Date: 19 Dec 2025 05:00 (UTC)
howtheyshine: (sh-cart003)
From: [personal profile] howtheyshine
It's so close. It's so close, what Malcolm says, it's scratching at the door of the things Edwin feels. It's like a pimple just a fraction too deep to be properly squeezed.

But anxiety seizes on other things. Anxiety makes it is hard being a person who's closest people won't believe them loom in his chest. Anxiety makes the question, the logical question, with its logical answer, its true answer, anxiety turns that question into a test he fails no matter how he answers. If he tells the truth, that it isn't 'more' for any of them, he slams right into the shame of knowing the right answer and not being able to feel it. If he tries to refine his own feelings enough to explain, to make clear that he doesn't need single-mindedness, that he just wants to be the most important to someone--

Except he knows, too, that his dad manifested a new piece of soul made from love for his son. Edwin doesn't even want his dad to put him first-first, not if it means saving other people. More lives, more minds. He's so proud that his father would be willing to break his own heart to protect others. So as much as he wants it, Edwin has someone who feels that way, and it hasn't fixed anything, so what the fucking fuck is even wrong with him?

"I- yeah. I mean, uh. I get what you mean, what you're saying."
Edited Date: 19 Dec 2025 05:12 (UTC)

Date: 19 Dec 2025 16:15 (UTC)
howtheyshine: (sh-cart007)
From: [personal profile] howtheyshine
He doesn't know. But he also does. But he doesn't want to.

"Because..." He flounders for an answer long enough to get irritated with himself and burst out, "Because what if it is just me?

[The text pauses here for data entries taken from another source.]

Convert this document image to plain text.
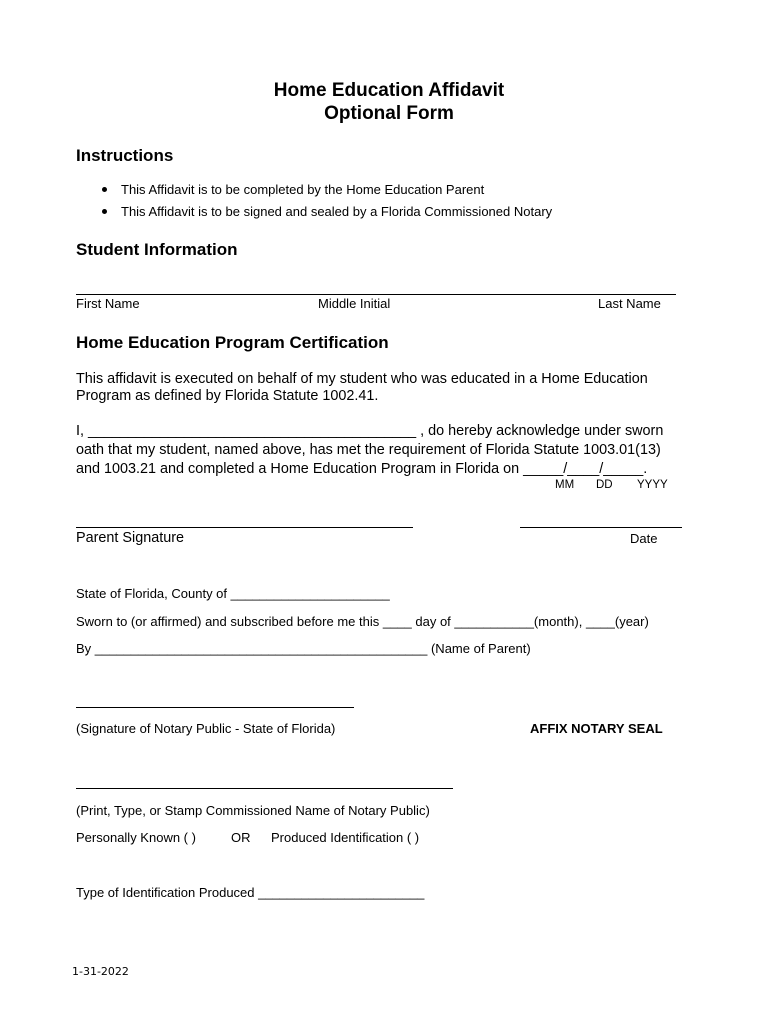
Home Education Affidavit
Optional Form
Instructions
This Affidavit is to be completed by the Home Education Parent
This Affidavit is to be signed and sealed by a Florida Commissioned Notary
Student Information
First Name	Middle Initial	Last Name
Home Education Program Certification
This affidavit is executed on behalf of my student who was educated in a Home Education
Program as defined by Florida Statute 1002.41.
I, _________________________________________ , do hereby acknowledge under sworn
oath that my student, named above, has met the requirement of Florida Statute 1003.01(13)
and 1003.21 and completed a Home Education Program in Florida on _____/____/_____.
MM DD YYYY
Parent Signature	Date
State of Florida, County of ______________________
Sworn to (or affirmed) and subscribed before me this ____ day of ___________(month), ____(year)
By ______________________________________________ (Name of Parent)
(Signature of Notary Public - State of Florida)	AFFIX NOTARY SEAL
(Print, Type, or Stamp Commissioned Name of Notary Public)
Personally Known ( )	OR Produced Identification ( )
Type of Identification Produced _______________________
1-31-2022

What if I'm just fucking- wrong. Made wrong?"

Date: 19 Dec 2025 18:56 (UTC)
howtheyshine: (sh-cart011)
From: [personal profile] howtheyshine
He sinks in his seat and curls over his hot chocolate like he's about to melt face-first onto the counter.

"I don't know why this is so hard."

Date: 20 Dec 2025 14:12 (UTC)
howtheyshine: (sh-cart014)
From: [personal profile] howtheyshine
"But I don't even have a limbic system!" This seems unfair!!!!